Kengo Kuma : l’architecte japonais qui fait disparaître les bâtiments dans la nature

“Je veux que mes bâtiments s’effacent pour révéler ce qui les entoure.”
Une trajectoire au service de la discrétion
Né en 1954 à Yokohama, Kengo Kuma grandit dans l’ombre du béton post-guerre et du modernisme brutal. Diplômé de l’université de Tokyo puis de Columbia (New York), il fonde son agence Kengo Kuma & Associates en 1990 avec une ambition : faire disparaître l’architecture dans son environnement.
À rebours des stars du “starchitecture”, Kuma revendique une architecture modeste, sensible et locale. Il rejette le monumentalisme, préfère les textures, la lumière naturelle et les matériaux vivants.
Une approche : l’anti-architecture monumentale
Kuma ne conçoit pas pour être vu, mais pour être ressenti.
- Et si une façade vibrait comme un rideau dans le vent ?
- Et si une bibliothèque se fondait dans la forêt ?
- Et si un stade devenait une extension du paysage ?
Ses projets s’inspirent du wabi-sabi, esthétique japonaise de l’impermanence, et privilégient le bois, la pierre, la terre, le papier, en interaction avec la lumière et l’eau.
5 projets qui incarnent sa vision
Stade national de Tokyo (2020)
Construit pour les JO de Tokyo.
Structure en bois lamellé-collé, ventilation naturelle, intégration paysagère.
Un manifeste contre les stades impersonnels en béton.
V&A Dundee Museum (2018, Écosse)
Bâtiment en strates de béton inspirées des falaises marines.
Dialogue entre tradition écossaise et design japonais.
GC Prostho Museum Research Center (2009, Japon)
Pavillon expérimental utilisant des assemblages bois traditionnels (kumiki).
Sans clou ni colle.
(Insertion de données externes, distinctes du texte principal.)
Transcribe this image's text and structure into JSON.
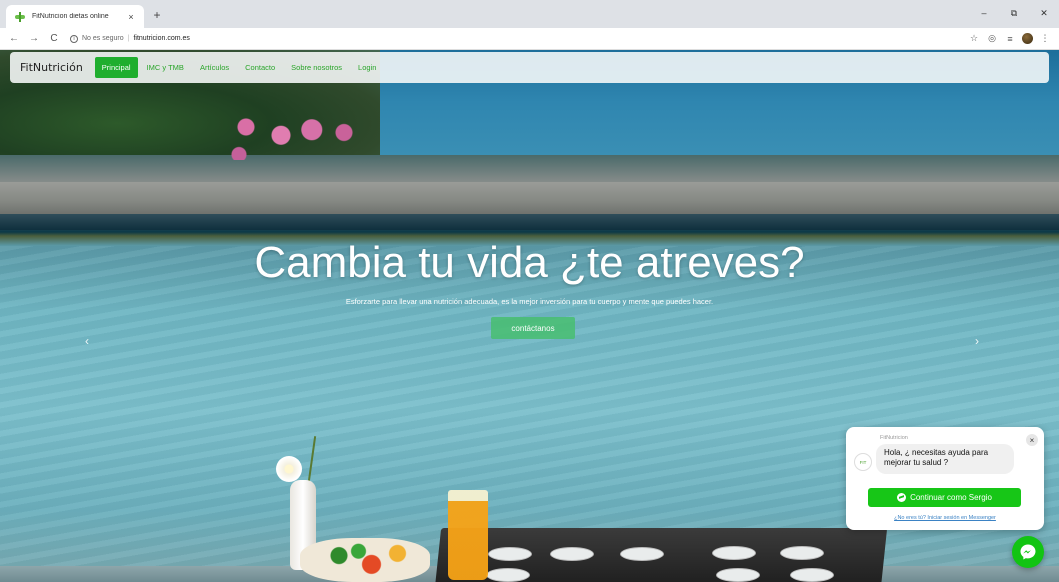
{
  "browser": {
    "tab_title": "FitNutricion dietas online",
    "tab_close": "×",
    "new_tab": "+",
    "window_minimize": "–",
    "window_restore": "⧉",
    "window_close": "✕",
    "back": "←",
    "forward": "→",
    "reload": "C",
    "security_text": "No es seguro",
    "url": "fitnutricion.com.es"
  },
  "navbar": {
    "brand": "FitNutrición",
    "links": [
      {
        "label": "Principal",
        "active": true
      },
      {
        "label": "IMC y TMB"
      },
      {
        "label": "Artículos"
      },
      {
        "label": "Contacto"
      },
      {
        "label": "Sobre nosotros"
      },
      {
        "label": "Login"
      }
    ]
  },
  "hero": {
    "title": "Cambia tu vida ¿te atreves?",
    "subtitle": "Esforzarte para llevar una nutrición adecuada, es la mejor inversión para tu cuerpo y mente que puedes hacer.",
    "button_label": "contáctanos",
    "prev_arrow": "‹",
    "next_arrow": "›"
  },
  "chat": {
    "page_name": "FitNutricion",
    "avatar_text": "FIT",
    "close": "×",
    "message": "Hola, ¿ necesitas ayuda para mejorar tu salud ?",
    "continue_button": "Continuar como Sergio",
    "not_you_link": "¿No eres tú? Iniciar sesión en Messenger"
  },
  "colors": {
    "accent_green": "#1fae2e",
    "messenger_green": "#12c412"
  }
}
Entre artisanat et haute technologie.
Musée Suntory (Kyoto)
Structure en céramique et bois, toiture végétalisée.
Atmosphère feutrée, entre architecture et jardin.
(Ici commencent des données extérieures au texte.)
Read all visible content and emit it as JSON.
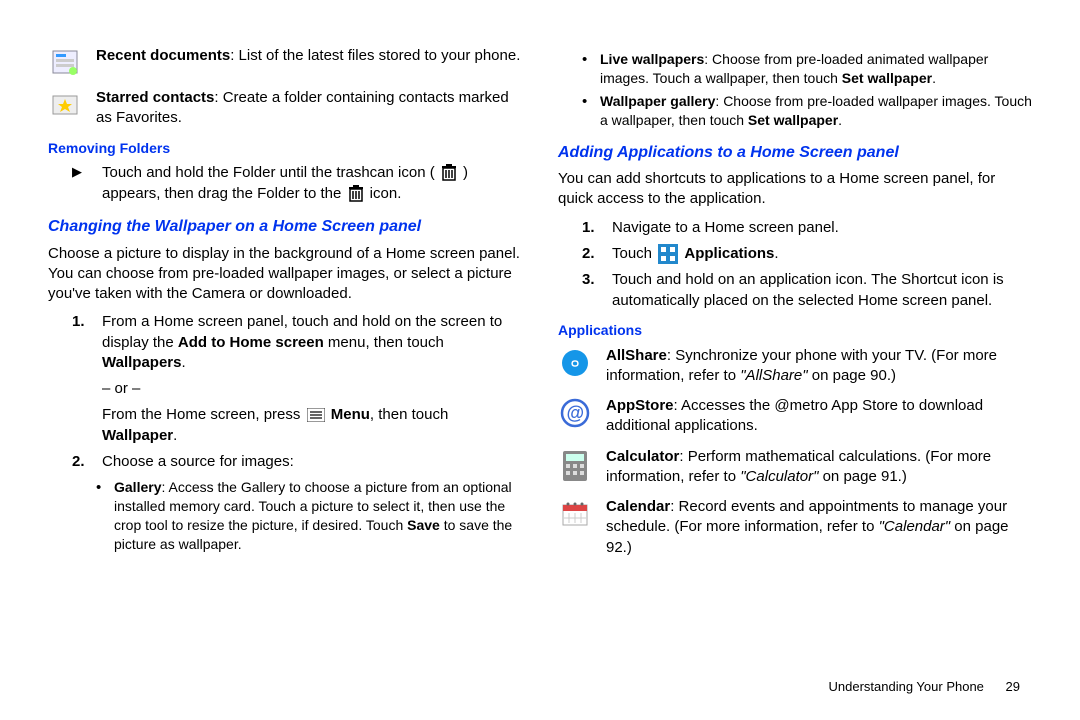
{
  "left": {
    "recent_bold": "Recent documents",
    "recent_text": ": List of the latest files stored to your phone.",
    "starred_bold": "Starred contacts",
    "starred_text": ": Create a folder containing contacts marked as Favorites.",
    "removing_heading": "Removing Folders",
    "removing_body_a": "Touch and hold the Folder until the trashcan icon (",
    "removing_body_b": ") appears, then drag the Folder to the ",
    "removing_body_c": " icon.",
    "wallpaper_heading": "Changing the Wallpaper on a Home Screen panel",
    "wallpaper_intro": "Choose a picture to display in the background of a Home screen panel. You can choose from pre-loaded wallpaper images, or select a picture you've taken with the Camera or downloaded.",
    "step1_a": "From a Home screen panel, touch and hold on the screen to display the ",
    "step1_bold": "Add to Home screen",
    "step1_b": " menu, then touch ",
    "step1_bold2": "Wallpapers",
    "step1_end": ".",
    "or_label": "– or –",
    "step1_alt_a": "From the Home screen, press ",
    "step1_alt_bold": "Menu",
    "step1_alt_b": ", then touch ",
    "step1_alt_bold2": "Wallpaper",
    "step1_alt_end": ".",
    "step2": "Choose a source for images:",
    "gallery_bold": "Gallery",
    "gallery_text": ": Access the Gallery to choose a picture from an optional installed memory card. Touch a picture to select it, then use the crop tool to resize the picture, if desired. Touch ",
    "gallery_bold2": "Save",
    "gallery_text2": " to save the picture as wallpaper."
  },
  "right": {
    "live_bold": "Live wallpapers",
    "live_text": ": Choose from pre-loaded animated wallpaper images. Touch a wallpaper, then touch ",
    "live_bold2": "Set wallpaper",
    "live_end": ".",
    "wg_bold": "Wallpaper gallery",
    "wg_text": ": Choose from pre-loaded wallpaper images. Touch a wallpaper, then touch ",
    "wg_bold2": "Set wallpaper",
    "wg_end": ".",
    "addapps_heading": "Adding Applications to a Home Screen panel",
    "addapps_intro": "You can add shortcuts to applications to a Home screen panel, for quick access to the application.",
    "aa_step1": "Navigate to a Home screen panel.",
    "aa_step2_a": "Touch ",
    "aa_step2_bold": "Applications",
    "aa_step2_end": ".",
    "aa_step3": "Touch and hold on an application icon. The Shortcut icon is automatically placed on the selected Home screen panel.",
    "apps_heading": "Applications",
    "allshare_bold": "AllShare",
    "allshare_text": ": Synchronize your phone with your TV. (For more information, refer to ",
    "allshare_ref": "\"AllShare\"",
    "allshare_text2": " on page 90.)",
    "appstore_bold": "AppStore",
    "appstore_text": ": Accesses the @metro App Store to download additional applications.",
    "calc_bold": "Calculator",
    "calc_text": ": Perform mathematical calculations. (For more information, refer to ",
    "calc_ref": "\"Calculator\"",
    "calc_text2": " on page 91.)",
    "cal_bold": "Calendar",
    "cal_text": ": Record events and appointments to manage your schedule. (For more information, refer to ",
    "cal_ref": "\"Calendar\"",
    "cal_text2": " on page 92.)"
  },
  "footer": {
    "section": "Understanding Your Phone",
    "page": "29"
  },
  "numbers": {
    "n1": "1.",
    "n2": "2.",
    "n3": "3."
  }
}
Musée Albert-Kahn (2022, Boulogne-Billancourt)
Rénovation en douceur d’un musée de la paix et des jardins du monde.
Bois clair, volumes bas, intégration délicate au parc existant.
Un maître de la subtilité devenu star mondiale
Kengo Kuma est aujourd’hui l’un des architectes les plus respectés du monde.
Il enseigne à l’université de Tokyo, donne des conférences dans le monde entier, et dirige une agence internationale, tout en restant fidèle à son éthique minimaliste.
Il est aussi très présent en France, où il a mené plusieurs projets publics et culturels.
Une architecture écologique par nature
Kuma ne parle pas d’“écologie” – il la pratique.
- Préférence pour les circuits courts, les savoir-faire locaux
- Matériaux biosourcés (bambou, bois, terre crue)
- Systèmes passifs de ventilation, gestion de l’eau, lumière naturelle
Il propose un modèle d’architecture low tech, douce et réparatrice, à rebours de la consommation énergétique massive.
3 choses à retenir
- Kengo Kuma pense l’architecture comme un prolongement du paysage, pas comme une sculpture imposée.
- Il redonne vie aux matériaux traditionnels en les hybridant avec des techniques modernes.
- Il propose une voie moderne et modeste vers une architecture sensible, durable et contextuelle.